By now, you're probably well aware of the Harambe craze, but here's a recap: The male gorilla was shot dead in May after a young boy fell into the Cincinnati Zoo's gorilla enclosure. Harambe had physically dragged the toddler, causing employees and onlookers to grow concerned. Ultimately, the zoo's employees shot Harambe in order for them to safely retrieve the boy.
Harambe's death left much of the public divided. Although a child's life was possibly in danger, many opposed to the decision wondered why zoo employees felt it was necessary to use lethal force. After all, gorillas like Harambe are critically endangered, as are many of their fellow gorilla species.
In the weeks and months following Harambe's death, the gorilla hasn't left the spotlight for very long. Recently, memes of Harambe have popped up online, many of which appear to be making light of the situation. And, of course, there's also that real petition to incorporate Harambe into Pokémon Go.
The petition was posted on Change.org, the popular online petition platform with more than 100 million people and 100,000 organizations engaged.
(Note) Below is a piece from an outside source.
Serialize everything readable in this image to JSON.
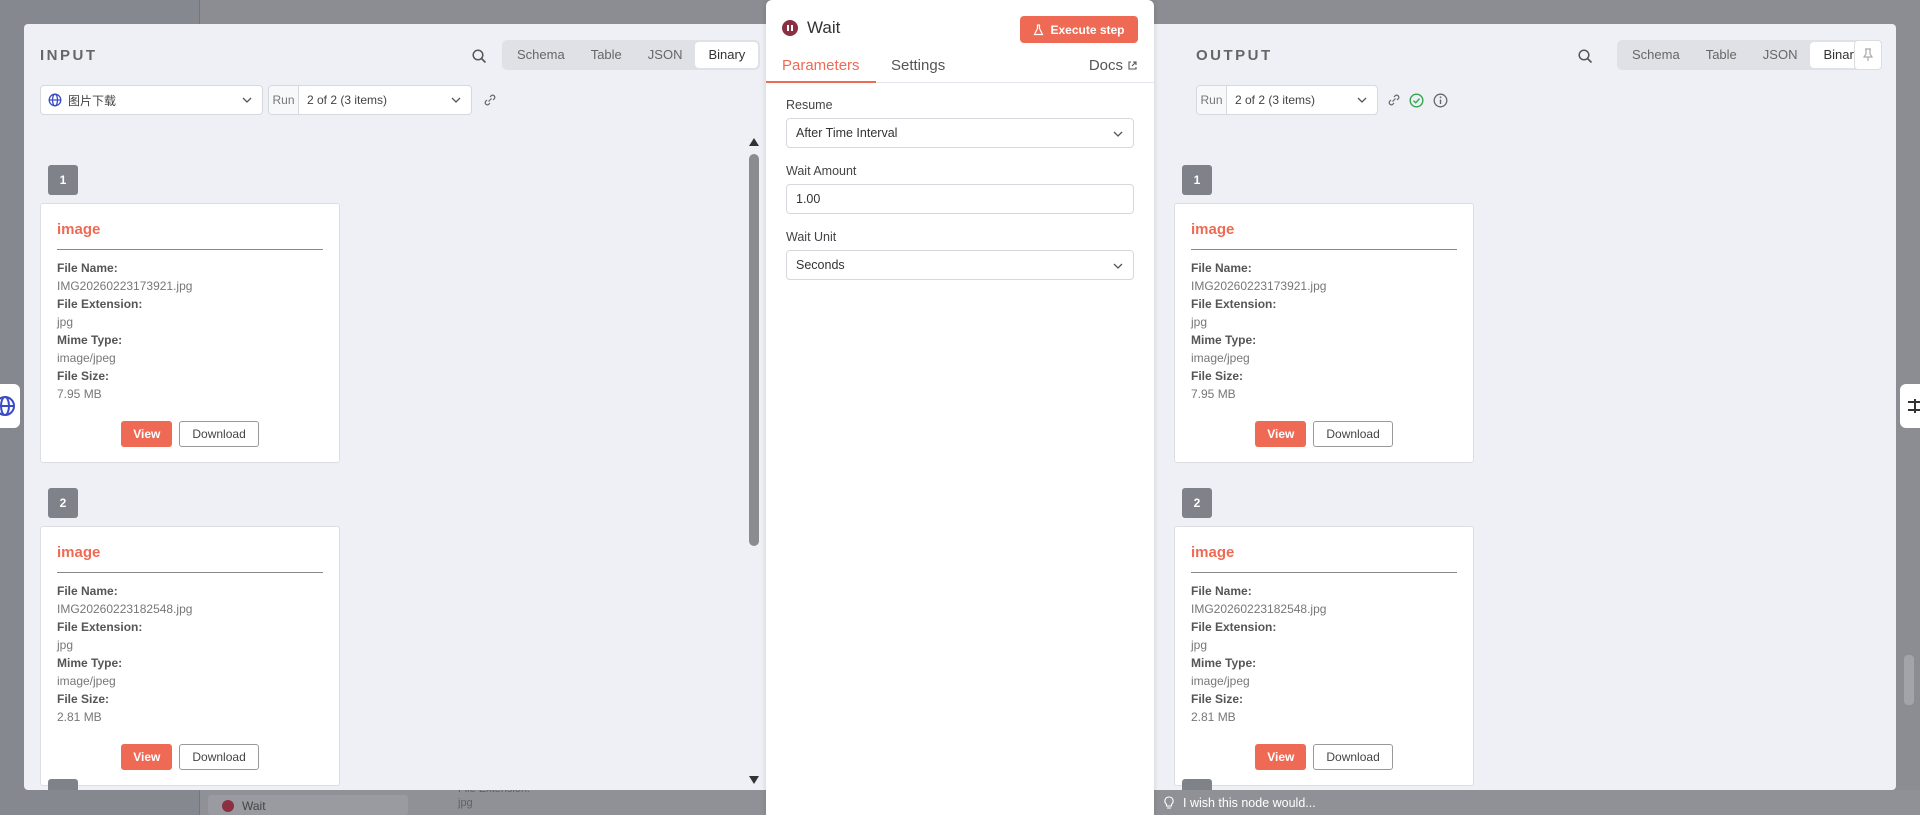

The petition is called "Make Harambe a Pokémon" and it had just over 100,000 supporters as of Wednesday, which is about two-thirds of the way to its 150,000-supporter goal. "Make Harambe a Pokémon" keeps its ask simple, saying, "Harambe deserves to live on forever in our hearts. Support this petition if you want Harambe to become a Pokémon." According to the petition page, the petition will be presented to Nintendo and the Pokémon Company upon reaching its goal. Should the creators of Pokémon Go decide to insert a Harambe-inspired character, they could find the sample images provided by the petition helpful.
Unfortunately, the petition could be just another form of lighthearted joking in response to Harambe's death. After Harambe memes grew popular, the Cincinnati Zoo publicly condemned any material that makes light of the tragic situation. Earlier this week, for instance, zoo director Thane Maynard told the Associated Press, "We are not amused by the memes, petitions, and signs about Harambe."
Amused or not, the zoo probably hasn't heard the last of the Harambe talk. It seems unlikely that Pokémon Go would include itself in the drama by including a Harambe character, but the conversation around the famed gorilla doesn't appear to be slowing down at all on social media. If any of the chatter raises awareness of the need for conservation efforts, then it's safe to say that Harambe has left behind a meaningful legacy.